Durante muchos años he estudiado a Nietzsche con atención, admiración e incluso yo diría, con amor. Sin embargo, en los últimos tiempos me he encontrado con una pregunta que me ha hecho reflexionar: ¿cómo conciliar su crítica a la compasión con un rasgo personal que siempre me ha acompañado, que consiste en una disposición espontánea a la compasión y a la ayuda hacia los otros? Y en esto no estoy sola: mis compañeros nietzscheanos en todo el mundo se distinguen por una generosidad sin límites y una constante preocupación por los demás, un verdadero altruismo y sí: compasión ante el dolor del otro.
La dificultad es evidente: ¿cómo ser compasiva, cuando se es nietzscheana? Tengo la convicción de que todo ser sintiente merece consideración y respeto, y cuando esto no sucede, no veo nada malo en acudir en ayuda de un ser humano o un animal. Nietzsche critica con dureza la elevación de la compasión a principio moral supremo, especialmente en el contexto del cristianismo y de la ética de Schopenhauer. En textos como La genealogía de la moral, la compasión aparece vinculada a lo que él llama la moral de los débiles: una moral que nace del resentimiento y que termina exaltando el sufrimiento, la impotencia y la debilidad.
Esta crítica parece conducir a la conclusión de que la compasión misma es una actitud moral sospechosa. Sin embargo, una lectura más detenida puede dejar ver que Nietzsche no critica cualquier forma de ayuda o preocupación por el otro. Lo que cuestiona es una moral que convierte el sufrimiento en valor absoluto de la vida moral y que transforma la debilidad en un ideal: dichosos los pobres, dichosos los que sufren, dichosos los débiles... Su problema no es que los seres humanos respondan al sufrimiento ajeno, sino que esa respuesta se convierta en un sistema moral que niegue la afirmación de la vida y glorifique una vida débil, la vida pobre y sumisa.
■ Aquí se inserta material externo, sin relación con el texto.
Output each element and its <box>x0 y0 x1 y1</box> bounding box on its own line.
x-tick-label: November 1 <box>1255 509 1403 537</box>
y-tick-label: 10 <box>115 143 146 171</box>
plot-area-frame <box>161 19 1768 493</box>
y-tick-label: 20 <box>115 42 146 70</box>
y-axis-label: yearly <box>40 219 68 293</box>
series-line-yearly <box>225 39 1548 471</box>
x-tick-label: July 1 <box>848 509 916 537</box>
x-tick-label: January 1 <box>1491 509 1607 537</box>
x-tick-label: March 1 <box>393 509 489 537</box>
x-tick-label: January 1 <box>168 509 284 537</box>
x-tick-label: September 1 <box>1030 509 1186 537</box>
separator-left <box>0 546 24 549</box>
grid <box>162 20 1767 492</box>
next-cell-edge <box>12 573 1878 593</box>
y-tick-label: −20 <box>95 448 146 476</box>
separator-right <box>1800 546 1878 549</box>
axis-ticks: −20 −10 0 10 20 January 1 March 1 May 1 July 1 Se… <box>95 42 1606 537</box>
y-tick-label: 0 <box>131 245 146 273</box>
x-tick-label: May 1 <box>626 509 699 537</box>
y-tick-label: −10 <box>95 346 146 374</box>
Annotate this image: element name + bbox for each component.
En otros textos, especialmente en Así habló Zaratustra, aparece una imagen diferente: la del individuo que da desde la abundancia. En esa obra, el “dar” es un tema recurrente, y se trata de un dar que no nace de la culpa ni del deber, sino de una plenitud que rebosa y de un radical amor a la vida. Nietzsche utiliza con frecuencia la metáfora del sol, que ilumina y calienta no por obligación, sino porque su naturaleza es irradiar. El dar se convierte en donación de sí mismo: más que dar algo, es regalarse porque así lo pide el cuerpo, no por lástima.
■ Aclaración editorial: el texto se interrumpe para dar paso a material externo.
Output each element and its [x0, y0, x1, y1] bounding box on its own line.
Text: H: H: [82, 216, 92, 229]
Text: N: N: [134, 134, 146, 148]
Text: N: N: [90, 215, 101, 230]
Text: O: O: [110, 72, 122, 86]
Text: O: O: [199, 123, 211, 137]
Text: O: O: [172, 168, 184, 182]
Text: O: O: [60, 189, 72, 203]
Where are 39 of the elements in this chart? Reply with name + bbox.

Esta imagen sugiere otra posibilidad para pensar la relación con el sufrimiento de los otros. La ayuda puede surgir no de la moralización del dolor ni del resentimiento contra la fuerza, sino de una forma de generosidad que nace del amor a la vida y de la plenitud vital.
Vista desde esta perspectiva, la compasión puede tener orígenes muy distintos. Puede ser, en efecto, expresión de culpa o de resentimiento, y es la compasión que Nietzsche critica. Pero también puede ser una forma de generosidad fuerte que surge de la empatía; una sensibilidad ante el sufrimiento ajeno que no glorifica ese sufrimiento ni lo convierte en fundamento moral.
La crítica nietzscheana y la experiencia personal de la compasión no es necesariamente una contradicción. Lo que Nietzsche invita a examinar, no es la existencia misma de la compasión, sino la forma de vida desde la cual surge. La pregunta, para Nietzsche, no es si la compasión es buena o mala, sino si la compasión nace de la culpa, del resentimiento, o de una generosidad vital que brota de la abundancia y del gran amor a la vida.
Es posible ser nietzscheana, decirle SÍ a la vida con fuerza y compartir esa afirmación, esa fuerza y ese amor a la vida, con los demás.